• Celsius Network sues Tether, claims mishandled $2B in Bitcoin collateral, leading to bankruptcy.
  • Lawsuit alleges Tether ignored contract terms, and liquidated 39,542.42 BTC without due notice.
  • Tether CEO defends, stating Bitcoin liquidation was transparent and per Celsius’s request.

Celsius Network Ltd., a cryptocurrency lending firm, has filed a lawsuit against Tether and its connected entities, alleging that Tether breached its token agreement with Celsius by applying Celsius’s property as collateral to pay for its outstanding loan. 

Celsius Network secured low-interest loans with Tether Ltd. in 2020, requiring substantial collateral, including Bitcoin, to secure the loans, allowing it to borrow stablecoins like USDT and EURT.

The case, filed in federal bankruptcy court, claims that these transactions, which exceeded $2 billion in value, significantly influenced Celsius Network’s financial stability before its bankruptcy filing on July 13, 2022.

According to the legal complaint, Tether demanded additional collateral during this period, totalling over 17,886 Bitcoins. These demands led to what the lawsuit terms “Preferential Top-Up Transfers” and “Preferential Cross-Collateralization Transfers,” allegedly placing Tether in a more favourable position than other creditors and directly impacting Celsius’s liquidity.

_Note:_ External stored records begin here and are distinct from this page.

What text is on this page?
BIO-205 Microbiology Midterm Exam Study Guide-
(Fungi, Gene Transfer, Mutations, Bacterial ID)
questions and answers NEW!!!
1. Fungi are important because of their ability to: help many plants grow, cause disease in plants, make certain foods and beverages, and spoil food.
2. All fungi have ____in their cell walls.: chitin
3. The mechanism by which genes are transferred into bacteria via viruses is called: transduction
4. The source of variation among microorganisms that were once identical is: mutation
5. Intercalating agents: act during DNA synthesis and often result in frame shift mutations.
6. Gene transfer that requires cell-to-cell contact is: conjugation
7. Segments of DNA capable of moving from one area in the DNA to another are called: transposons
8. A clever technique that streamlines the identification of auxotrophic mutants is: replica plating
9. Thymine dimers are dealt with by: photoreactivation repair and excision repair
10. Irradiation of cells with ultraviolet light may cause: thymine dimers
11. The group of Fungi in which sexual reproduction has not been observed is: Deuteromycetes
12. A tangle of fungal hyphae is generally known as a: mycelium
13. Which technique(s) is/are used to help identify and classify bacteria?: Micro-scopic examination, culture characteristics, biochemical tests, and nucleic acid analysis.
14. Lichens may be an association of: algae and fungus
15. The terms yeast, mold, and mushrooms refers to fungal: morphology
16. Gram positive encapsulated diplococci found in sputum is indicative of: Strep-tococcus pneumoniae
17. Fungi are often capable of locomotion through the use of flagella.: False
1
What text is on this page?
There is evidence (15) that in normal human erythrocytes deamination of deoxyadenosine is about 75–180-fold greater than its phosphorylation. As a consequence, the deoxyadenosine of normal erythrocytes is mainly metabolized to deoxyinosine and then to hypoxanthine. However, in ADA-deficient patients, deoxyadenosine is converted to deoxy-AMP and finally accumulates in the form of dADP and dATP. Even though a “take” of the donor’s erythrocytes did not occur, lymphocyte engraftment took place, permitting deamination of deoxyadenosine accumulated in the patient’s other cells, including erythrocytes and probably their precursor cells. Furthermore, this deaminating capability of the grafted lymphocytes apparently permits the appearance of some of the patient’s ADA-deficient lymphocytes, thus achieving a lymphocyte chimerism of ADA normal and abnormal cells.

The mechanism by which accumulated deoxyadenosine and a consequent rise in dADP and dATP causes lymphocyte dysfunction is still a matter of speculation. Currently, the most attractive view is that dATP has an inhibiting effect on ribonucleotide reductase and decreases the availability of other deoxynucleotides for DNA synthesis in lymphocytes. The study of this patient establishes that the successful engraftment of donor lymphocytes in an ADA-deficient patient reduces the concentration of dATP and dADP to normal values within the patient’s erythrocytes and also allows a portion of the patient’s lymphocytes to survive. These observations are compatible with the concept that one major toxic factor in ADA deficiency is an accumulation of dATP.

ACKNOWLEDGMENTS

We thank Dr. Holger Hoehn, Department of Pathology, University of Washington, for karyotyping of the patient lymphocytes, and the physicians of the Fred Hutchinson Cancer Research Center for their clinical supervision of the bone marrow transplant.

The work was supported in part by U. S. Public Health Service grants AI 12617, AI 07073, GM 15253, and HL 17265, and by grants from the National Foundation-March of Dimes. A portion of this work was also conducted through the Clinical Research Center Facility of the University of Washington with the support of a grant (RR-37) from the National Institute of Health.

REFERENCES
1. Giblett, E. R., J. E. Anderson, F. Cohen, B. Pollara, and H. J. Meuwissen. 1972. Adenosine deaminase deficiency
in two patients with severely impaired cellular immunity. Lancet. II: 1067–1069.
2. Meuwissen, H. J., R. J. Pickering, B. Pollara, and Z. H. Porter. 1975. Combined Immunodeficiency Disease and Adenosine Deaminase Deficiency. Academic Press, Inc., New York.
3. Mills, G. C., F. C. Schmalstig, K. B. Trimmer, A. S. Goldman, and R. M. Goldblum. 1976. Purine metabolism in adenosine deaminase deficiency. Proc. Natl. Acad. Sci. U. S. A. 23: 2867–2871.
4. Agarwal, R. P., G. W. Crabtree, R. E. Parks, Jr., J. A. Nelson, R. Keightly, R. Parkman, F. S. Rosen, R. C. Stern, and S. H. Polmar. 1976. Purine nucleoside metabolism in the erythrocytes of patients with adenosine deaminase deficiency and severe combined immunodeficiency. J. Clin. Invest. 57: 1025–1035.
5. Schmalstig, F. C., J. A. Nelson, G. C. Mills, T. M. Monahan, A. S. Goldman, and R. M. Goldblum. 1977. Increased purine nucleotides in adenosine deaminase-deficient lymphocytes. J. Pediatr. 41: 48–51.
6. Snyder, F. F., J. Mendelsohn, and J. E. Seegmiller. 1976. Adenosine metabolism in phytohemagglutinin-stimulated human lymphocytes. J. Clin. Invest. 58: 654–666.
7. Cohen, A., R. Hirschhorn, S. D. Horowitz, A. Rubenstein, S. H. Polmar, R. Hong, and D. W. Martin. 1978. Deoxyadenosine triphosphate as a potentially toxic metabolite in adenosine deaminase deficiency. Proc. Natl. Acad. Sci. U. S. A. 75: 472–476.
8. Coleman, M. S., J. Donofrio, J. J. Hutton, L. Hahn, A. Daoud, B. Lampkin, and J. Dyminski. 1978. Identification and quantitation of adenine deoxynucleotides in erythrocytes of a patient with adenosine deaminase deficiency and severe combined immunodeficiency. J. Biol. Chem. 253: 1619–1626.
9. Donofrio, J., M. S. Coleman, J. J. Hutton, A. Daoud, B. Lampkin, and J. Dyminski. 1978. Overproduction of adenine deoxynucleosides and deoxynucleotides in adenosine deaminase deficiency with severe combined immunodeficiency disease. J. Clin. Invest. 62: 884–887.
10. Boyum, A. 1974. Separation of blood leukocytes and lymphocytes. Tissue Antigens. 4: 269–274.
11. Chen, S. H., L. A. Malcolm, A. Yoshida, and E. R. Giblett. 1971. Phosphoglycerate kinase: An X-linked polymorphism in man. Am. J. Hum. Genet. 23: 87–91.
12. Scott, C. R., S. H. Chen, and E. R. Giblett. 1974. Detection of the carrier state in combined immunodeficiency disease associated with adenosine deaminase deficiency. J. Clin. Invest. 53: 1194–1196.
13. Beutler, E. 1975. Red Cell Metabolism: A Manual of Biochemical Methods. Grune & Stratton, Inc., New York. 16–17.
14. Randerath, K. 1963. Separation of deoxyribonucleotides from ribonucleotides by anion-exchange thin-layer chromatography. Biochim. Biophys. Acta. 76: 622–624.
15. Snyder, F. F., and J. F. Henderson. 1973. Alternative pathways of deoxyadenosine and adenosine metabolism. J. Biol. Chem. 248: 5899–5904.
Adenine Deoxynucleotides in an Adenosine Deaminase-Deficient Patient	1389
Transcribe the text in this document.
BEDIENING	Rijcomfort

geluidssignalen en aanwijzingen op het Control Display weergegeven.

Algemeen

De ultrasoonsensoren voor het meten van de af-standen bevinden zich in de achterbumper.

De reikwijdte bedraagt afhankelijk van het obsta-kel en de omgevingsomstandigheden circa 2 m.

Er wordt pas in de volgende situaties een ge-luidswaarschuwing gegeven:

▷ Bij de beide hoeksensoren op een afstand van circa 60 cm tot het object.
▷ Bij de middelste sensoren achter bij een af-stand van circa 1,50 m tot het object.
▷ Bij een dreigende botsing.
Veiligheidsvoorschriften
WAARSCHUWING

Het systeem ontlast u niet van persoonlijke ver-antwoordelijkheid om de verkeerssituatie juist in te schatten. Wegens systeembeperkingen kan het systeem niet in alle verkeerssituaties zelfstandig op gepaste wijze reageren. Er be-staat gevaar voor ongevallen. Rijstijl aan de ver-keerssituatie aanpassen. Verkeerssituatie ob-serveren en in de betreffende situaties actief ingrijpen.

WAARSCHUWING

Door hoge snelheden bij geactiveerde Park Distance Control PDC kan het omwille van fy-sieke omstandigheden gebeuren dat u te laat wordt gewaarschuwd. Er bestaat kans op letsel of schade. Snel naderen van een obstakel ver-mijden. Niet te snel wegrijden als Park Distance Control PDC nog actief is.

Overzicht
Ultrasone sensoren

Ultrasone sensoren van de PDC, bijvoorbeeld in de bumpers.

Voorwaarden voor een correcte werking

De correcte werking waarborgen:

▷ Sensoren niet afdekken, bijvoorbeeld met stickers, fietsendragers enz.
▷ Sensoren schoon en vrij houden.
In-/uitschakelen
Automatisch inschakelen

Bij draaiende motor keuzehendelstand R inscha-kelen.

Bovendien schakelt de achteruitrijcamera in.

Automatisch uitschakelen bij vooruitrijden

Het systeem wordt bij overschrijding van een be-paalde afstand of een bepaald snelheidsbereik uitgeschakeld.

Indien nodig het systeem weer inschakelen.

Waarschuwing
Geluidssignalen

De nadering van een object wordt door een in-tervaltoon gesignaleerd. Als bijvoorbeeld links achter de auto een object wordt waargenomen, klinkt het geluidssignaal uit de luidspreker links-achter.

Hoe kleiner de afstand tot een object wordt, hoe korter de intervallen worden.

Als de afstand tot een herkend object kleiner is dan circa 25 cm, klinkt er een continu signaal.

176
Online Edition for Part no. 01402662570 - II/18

Contractual Disputes and Financial Fallout

The lawsuit also highlights a specific incident on June 13, 2022, when Tether, deviating from the agreed terms, applied Celsius’s entire Bitcoin collateral of 39,542.42 BTC to cover the loan. This action was taken without the stipulated 10-hour response window, rapidly liquidating assets below-market prices. Celsius argues that this “fire sale” breached the contract and resulted in significant financial losses, as the Bitcoin was sold at prices much lower than the prevailing market rates.

Moreover, the complaint asserts that Tether’s liquidation of Bitcoin was “commercially unreasonable,” failing to adhere to standard market practices that recommend gradual selling to minimize market impact and maximize returns. Celsius is now seeking to recover the transferred Bitcoin or its equivalent value, claiming that Tether’s actions were both preferential and fraudulent during the stated period.

Tether’s Defense 

In response to the charges, Paolo Ardoino, CEO of Tether, has openly denied any misconduct. Ardoino stated that the steps were under Celsius’s instructions to liquidate the Bitcoin collateral following a major decline in its price. He emphasised that all transactions were conducted transparently and that the excess funds post-liquidation were returned to Celsius.